A: Ah, yes. Right now he’s holding up the Norwegian and Swedish ambassadors, who went through the Foreign Relations Committee without objection. They’re the only two major countries without ambassadors, they’re taking in record numbers of refugees and they’re on the frontline of the Russian issue with Ukraine. So I’ve now given four floor speeches asking for them to be confirmed, and he [Cruz] isn’t there, ever. But other senators aren’t holding them, he’s holding them. All we want is a vote.

It’s not over them, he has no problem with them, and he has no problem with the countries, it’s just over other issues. So I have had some issues with that kind of governing, yes.

Q: If you could use one word to describe Ted Cruz, what would it be?

A:  I don’t have one word.

Q: You went to law school before going into politics, like a lot of people. Do you think that you learn things in law school that translate into politics? Why is that relationship so strong?

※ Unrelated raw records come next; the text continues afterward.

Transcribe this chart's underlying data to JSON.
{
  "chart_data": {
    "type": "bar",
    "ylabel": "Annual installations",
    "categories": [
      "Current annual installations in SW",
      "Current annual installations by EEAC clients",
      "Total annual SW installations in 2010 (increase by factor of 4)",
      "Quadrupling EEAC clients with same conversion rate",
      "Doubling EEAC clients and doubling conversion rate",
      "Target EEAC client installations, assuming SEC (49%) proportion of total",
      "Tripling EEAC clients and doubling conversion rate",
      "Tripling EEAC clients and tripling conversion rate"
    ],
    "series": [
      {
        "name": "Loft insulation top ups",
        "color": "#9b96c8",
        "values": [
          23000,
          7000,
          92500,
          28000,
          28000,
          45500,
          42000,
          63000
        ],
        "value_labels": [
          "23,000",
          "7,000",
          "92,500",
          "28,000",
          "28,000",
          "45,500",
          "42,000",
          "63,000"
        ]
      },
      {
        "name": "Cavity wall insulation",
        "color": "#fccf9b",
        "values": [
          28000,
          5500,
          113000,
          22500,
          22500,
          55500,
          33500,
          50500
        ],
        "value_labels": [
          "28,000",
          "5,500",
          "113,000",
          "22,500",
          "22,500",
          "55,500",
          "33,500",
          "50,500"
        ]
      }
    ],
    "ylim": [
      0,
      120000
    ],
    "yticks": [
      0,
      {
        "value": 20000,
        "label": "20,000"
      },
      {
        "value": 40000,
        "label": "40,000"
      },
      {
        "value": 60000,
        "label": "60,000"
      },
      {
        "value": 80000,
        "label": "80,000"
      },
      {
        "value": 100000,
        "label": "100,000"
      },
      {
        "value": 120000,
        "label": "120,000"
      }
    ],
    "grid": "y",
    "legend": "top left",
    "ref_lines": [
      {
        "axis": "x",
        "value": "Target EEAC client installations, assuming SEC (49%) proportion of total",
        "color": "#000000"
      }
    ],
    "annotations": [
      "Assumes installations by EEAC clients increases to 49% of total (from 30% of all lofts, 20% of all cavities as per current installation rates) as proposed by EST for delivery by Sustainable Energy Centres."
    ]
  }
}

A: Well, I think learning what the laws mean and how they work and how they interact with each other is really important. I also think, for me, it taught me the Socratic method and having to give moot court arguments. It taught me how to stand up and speak for myself and for others; college did that some but law school did that a lot, especially for women. Now it’s different, you saw a lot of women asking questions here today, but when I was growing up a lot of the guys would do the talking in class. So I think law school was really important in that way too.

Q: Obligatory last question: What advice would you give a Yale student looking towards politics, or really any Yale student at all?

A: Get involved in campaigns — and it doesn’t always have to be a presidential campaign. I didn’t talk about this today but the first campaign I managed was a city council race in a suburb, and the guy ended up moving to Florida four years later. But starting small and having those [kinds] of experiences, you can actually have those experiences while you are working in the private or nonprofit sectors or in government, either helping a little piece of a big campaign or actually doing a lot more on a small campaign.

I think people sometimes neglect those small campaigns. But if you pick the right person, and you get to know some people — I mean, that guy moved to Florida but I got to know other people. Then I ran a legislator’s campaign, it was an easy race, fine. Then I ran a county commissioner’s campaign, and then pretty soon I was running myself.